Benoît Henriet

Research Associate in History of Haut Katanga, Comparing the Copperbelt project (Jun 17-Sep 18)

My fascination for African history in general and Congo in particular emerged during the second year of my BA in History at Saint-Louis University in Brussels, when students following Prof. Nathalie Tousignant’s research seminar had to work on Belgian colonialism. I was immediately excited by the sources I consulted, and how they reflected the complexity of Belgian Congo’s society. I was particularly struck by the distance separating its assertive self-representations from its unsound domination on the field. The following years, Prof. Tousignant encouraged me to work on recently digitized movies from the colonial era, sources that had been little used by historians. For my Master thesis at Brussels Free University (ULB), I therefore focused on the representation of Congolese bodies in colonial filmed travelogues, and had the opportunity to present my findings at a conference in Bujumbura.

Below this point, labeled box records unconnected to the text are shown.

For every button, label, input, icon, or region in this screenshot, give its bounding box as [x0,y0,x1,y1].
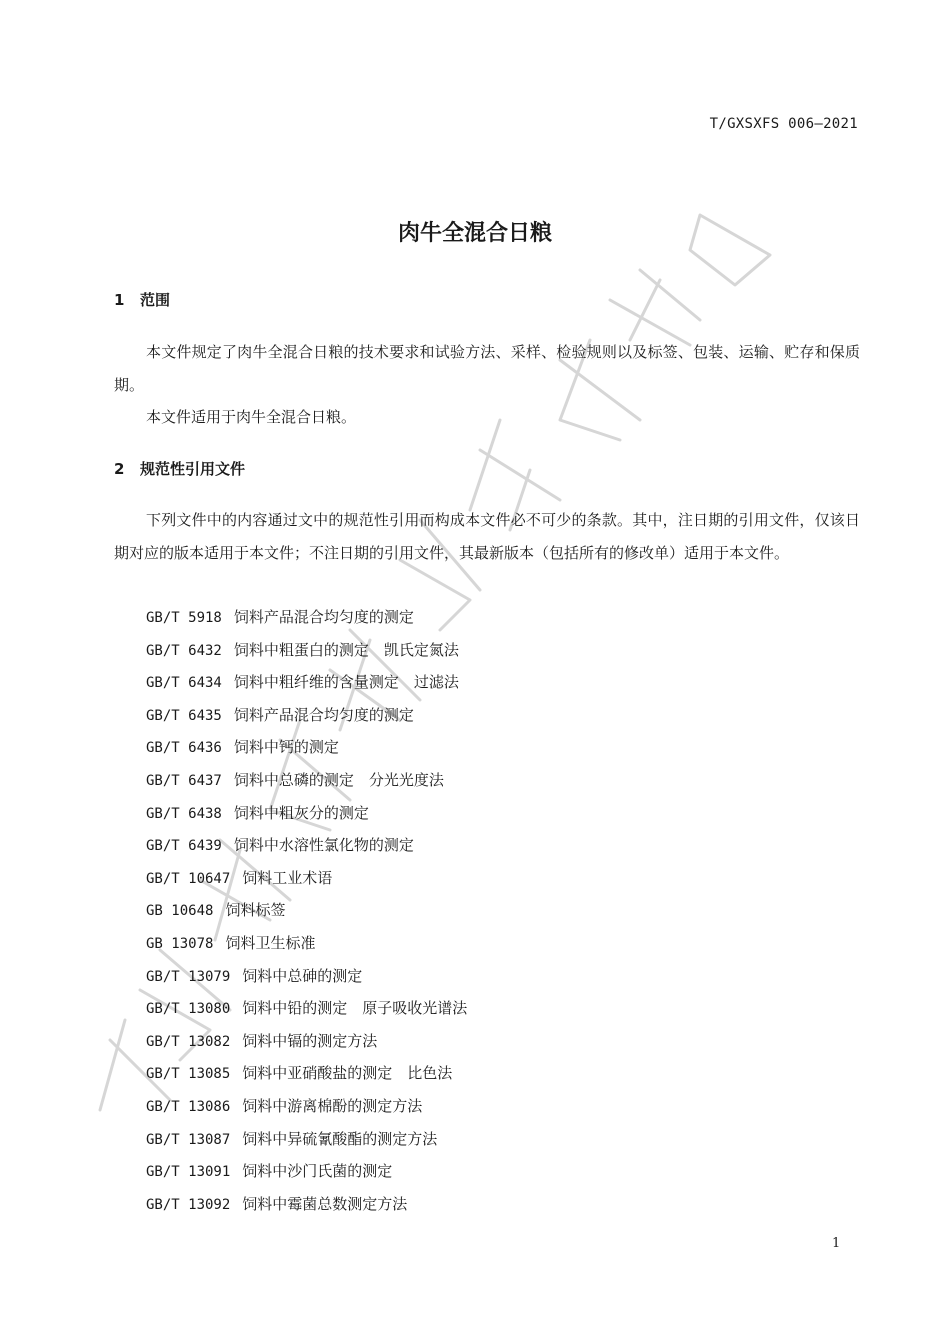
reference-item [146,894,467,927]
reference-code: GB/T 10647 [146,870,231,887]
reference-item [146,862,467,895]
references-intro-paragraph: 下列文件中的内容通过文中的规范性引用而构成本文件必不可少的条款。其中，注日期的引用文件，仅该日期对应的版本适用于本文件；不注日期的引用文件，其最新版本（包括所有的修改单）适用于本文件。 [114,511,860,562]
reference-name: 饲料产品混合均匀度的测定 [233,705,414,724]
page-number: 1 [832,1236,841,1251]
reference-code: GB/T 6436 [146,740,222,757]
reference-code: GB/T 6439 [146,838,222,855]
scope-applicability-paragraph: 本文件适用于肉牛全混合日粮。 [146,408,357,426]
reference-item [146,992,467,1025]
reference-item [146,601,467,634]
reference-code: GB/T 13080 [146,1001,231,1018]
reference-code: GB/T 13079 [146,968,231,985]
reference-item [146,829,467,862]
reference-code: GB/T 6435 [146,707,222,724]
reference-item [146,699,467,732]
reference-name: 饲料产品混合均匀度的测定 [233,608,414,626]
reference-item [146,1090,467,1123]
reference-item [146,634,467,667]
reference-code: GB/T 13091 [146,1164,231,1181]
section-number: 1 [114,291,125,309]
reference-name: 饲料中霉菌总数测定方法 [242,1194,408,1213]
reference-name: 饲料中水溶性氯化物的测定 [233,836,414,855]
reference-name: 饲料中粗灰分的测定 [233,803,369,822]
reference-item [146,666,467,699]
reference-code: GB 10648 [146,903,214,920]
reference-name: 饲料中游离棉酚的测定方法 [242,1096,423,1115]
reference-code: GB/T 6438 [146,805,222,822]
reference-item [146,1057,467,1090]
document-title: 肉牛全混合日粮 [397,221,552,246]
section-2-heading [114,458,245,479]
reference-name: 饲料中粗蛋白的测定 凯氏定氮法 [233,640,459,659]
reference-list [146,601,467,1220]
reference-code: GB/T 6432 [146,642,222,659]
reference-item [146,1123,467,1156]
section-1-heading [114,289,170,310]
reference-name: 饲料卫生标准 [225,933,316,952]
reference-item [146,764,467,797]
reference-code: GB/T 6437 [146,772,222,789]
section-title: 范围 [140,291,171,309]
reference-name: 饲料中总砷的测定 [242,966,363,985]
reference-item [146,1155,467,1188]
reference-name: 饲料标签 [225,901,286,920]
reference-code: GB/T 5918 [146,610,222,626]
reference-item [146,731,467,764]
reference-name: 饲料中异硫氰酸酯的测定方法 [242,1129,438,1148]
document-number: T/GXSXFS 006—2021 [709,116,858,132]
reference-item [146,927,467,960]
reference-code: GB/T 6434 [146,675,222,692]
reference-name: 饲料工业术语 [242,868,333,887]
reference-name: 饲料中粗纤维的含量测定 过滤法 [233,673,459,692]
reference-name: 饲料中总磷的测定 分光光度法 [233,770,444,789]
reference-code: GB/T 13087 [146,1131,231,1148]
scope-paragraph: 本文件规定了肉牛全混合日粮的技术要求和试验方法、采样、检验规则以及标签、包装、运输、贮存和保质期。 [114,343,860,394]
reference-code: GB/T 13082 [146,1033,231,1050]
reference-code: GB 13078 [146,935,214,952]
reference-name: 饲料中铅的测定 原子吸收光谱法 [242,999,468,1018]
reference-code: GB/T 13086 [146,1098,231,1115]
section-number: 2 [114,460,125,478]
reference-code: GB/T 13085 [146,1066,231,1083]
reference-name: 饲料中沙门氏菌的测定 [242,1162,393,1181]
reference-item [146,960,467,993]
reference-name: 饲料中钙的测定 [233,738,339,757]
reference-name: 饲料中镉的测定方法 [242,1031,378,1050]
section-title: 规范性引用文件 [140,460,246,478]
reference-name: 饲料中亚硝酸盐的测定 比色法 [242,1064,453,1083]
reference-item [146,1025,467,1058]
reference-item [146,797,467,830]
reference-item [146,1188,467,1221]
reference-code: GB/T 13092 [146,1196,231,1213]
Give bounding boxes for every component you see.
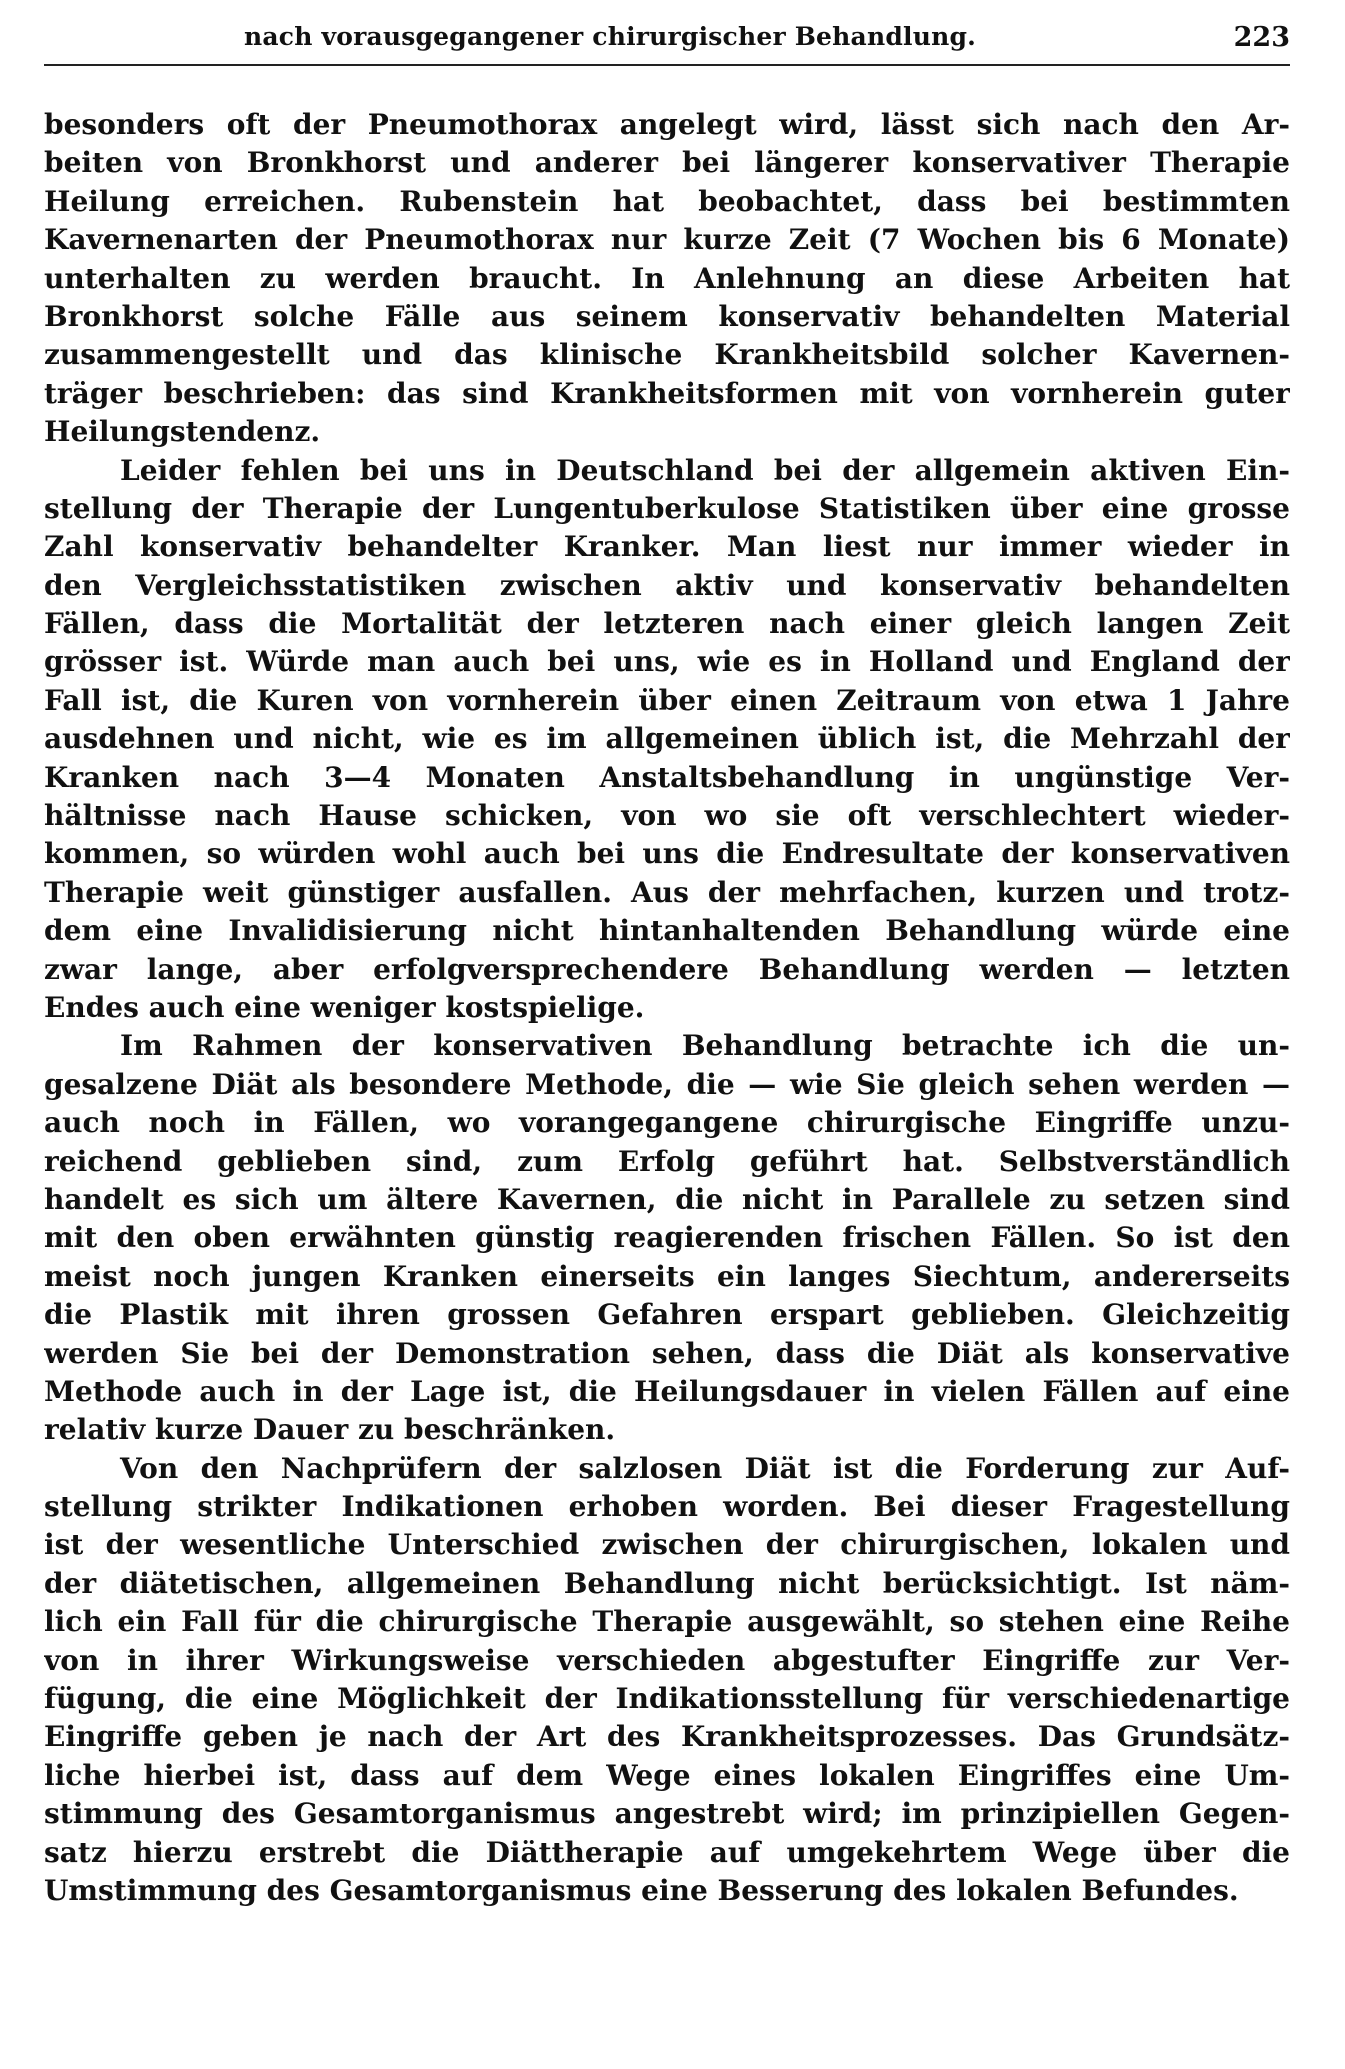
text-line: Methode auch in der Lage ist, die Heilungsdauer in vielen Fällen auf eine: [44, 1374, 1290, 1408]
text-line: von in ihrer Wirkungsweise verschieden abgestufter Eingriffe zur Ver-: [44, 1643, 1290, 1677]
text-line: relativ kurze Dauer zu beschränken.: [44, 1413, 616, 1447]
text-line: kommen, so würden wohl auch bei uns die Endresultate der konservativen: [44, 837, 1290, 871]
text-line: meist noch jungen Kranken einerseits ein langes Siechtum, andererseits: [44, 1259, 1290, 1293]
body-text: [44, 106, 1290, 1910]
text-line: ist der wesentliche Unterschied zwischen der chirurgischen, lokalen und: [44, 1528, 1290, 1562]
text-line: Leider fehlen bei uns in Deutschland bei der allgemein aktiven Ein-: [120, 453, 1290, 487]
text-line: liche hierbei ist, dass auf dem Wege eines lokalen Eingriffes eine Um-: [44, 1758, 1290, 1792]
text-line: fügung, die eine Möglichkeit der Indikationsstellung für verschiedenartige: [44, 1682, 1290, 1716]
text-line: die Plastik mit ihren grossen Gefahren erspart geblieben. Gleichzeitig: [44, 1298, 1290, 1332]
text-line: zwar lange, aber erfolgversprechendere Behandlung werden — letzten: [44, 952, 1290, 986]
book-page: [44, 0, 1290, 2069]
paragraph: [44, 106, 1290, 452]
text-line: stellung der Therapie der Lungentuberkulose Statistiken über eine grosse: [44, 491, 1290, 525]
text-line: Von den Nachprüfern der salzlosen Diät ist die Forderung zur Auf-: [120, 1451, 1290, 1485]
text-line: stellung strikter Indikationen erhoben worden. Bei dieser Fragestellung: [44, 1490, 1290, 1524]
text-line: Eingriffe geben je nach der Art des Krankheitsprozesses. Das Grundsätz-: [44, 1720, 1290, 1754]
text-line: Kranken nach 3—4 Monaten Anstaltsbehandlung in ungünstige Ver-: [44, 760, 1290, 794]
text-line: handelt es sich um ältere Kavernen, die nicht in Parallele zu setzen sind: [44, 1182, 1290, 1216]
text-line: träger beschrieben: das sind Krankheitsformen mit von vornherein guter: [44, 376, 1290, 410]
text-line: auch noch in Fällen, wo vorangegangene chirurgische Eingriffe unzu-: [44, 1106, 1290, 1140]
paragraph: [44, 1027, 1290, 1449]
text-line: Heilungstendenz.: [44, 415, 321, 449]
page-number: 223: [1233, 22, 1290, 53]
text-line: unterhalten zu werden braucht. In Anlehnung an diese Arbeiten hat: [44, 261, 1290, 295]
text-line: Zahl konservativ behandelter Kranker. Man liest nur immer wieder in: [44, 530, 1290, 564]
paragraph: [44, 452, 1290, 1028]
text-line: Fällen, dass die Mortalität der letzteren nach einer gleich langen Zeit: [44, 607, 1290, 641]
text-line: satz hierzu erstrebt die Diättherapie auf umgekehrtem Wege über die: [44, 1835, 1290, 1869]
text-line: Fall ist, die Kuren von vornherein über einen Zeitraum von etwa 1 Jahre: [44, 683, 1290, 717]
text-line: der diätetischen, allgemeinen Behandlung nicht berücksichtigt. Ist näm-: [44, 1566, 1290, 1600]
header-rule: [44, 64, 1290, 66]
running-header: [44, 22, 1290, 62]
text-line: dem eine Invalidisierung nicht hintanhaltenden Behandlung würde eine: [44, 914, 1290, 948]
text-line: stimmung des Gesamtorganismus angestrebt wird; im prinzipiellen Gegen-: [44, 1797, 1290, 1831]
text-line: besonders oft der Pneumothorax angelegt wird, lässt sich nach den Ar-: [44, 108, 1290, 141]
text-line: gesalzene Diät als besondere Methode, die — wie Sie gleich sehen werden —: [44, 1067, 1290, 1101]
text-line: Umstimmung des Gesamtorganismus eine Besserung des lokalen Befundes.: [44, 1873, 1239, 1907]
text-line: Heilung erreichen. Rubenstein hat beobachtet, dass bei bestimmten: [44, 184, 1290, 218]
text-line: den Vergleichsstatistiken zwischen aktiv und konservativ behandelten: [44, 568, 1290, 602]
text-line: grösser ist. Würde man auch bei uns, wie es in Holland und England der: [44, 645, 1290, 679]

As the taste of colonial archives gave me the will to pursue further research, I embarked in 2012 in a doctoral thesis, again at Saint-Louis and under the guidance of Prof. Tousignant. I moved away from visual sources, and focused on the micro-history of power, ecology and labour in the Leverville circle, a palm oil concession in Southwest Belgian Congo. I crossed administrative despatches and reports with oral memories I collected in the former concession in 2015, to craft an exhaustive portrait of everyday experiences in Leverville, between 1911 and 1940. Those sources provided an invaluable insight into the inner workings of colonialism on the field. It allowed me to observe the brutality of forced recruitment, the makeshift arrangements concluded between local public servants and company managers to rule over the concession, and Congolese workers’ practices of sense-making, adaptation and displays of unruliness that significantly impeded on European longings for hegemony.

I am extremely happy to join the “Comparing the Copperbelt” team. After many years of researching the colonial era, I am looking forward to focusing on the Congo’s transition to independence and its first, turbulent decades in Haut-Katanga. Using the mining town of Likasi as my main field of enquiry, I intend to study the transformations of collective identities and social life from the late 1950s to the mid 1980s. Different polities – Belgian Congo, the State of Katanga, Zaire – succeeded to one another, each claiming their own legitimacy, values and understandings of collective belonging. I will investigate how mining communities responded and participated to these political endeavours. As the UMHK/Gécamines, Katanga’s dominant private actor, progressively lost power and influence, I am interested in investigating the role it effectively played in shaping the workers’ identities and everyday lives in a context of political turmoil and economic angst. Likasi, a former colonial “model-city” in the heart of Haut-Katanga’s mining zone, also provides a fascinating field to pursue research on failed political and economic ambitions, and how they shaped its inhabitants’ visions and hopes for the future. I am very excited as well to perform team research and work with my colleagues on issues of environmental history, urban missions and knowledge production in and around Likasi.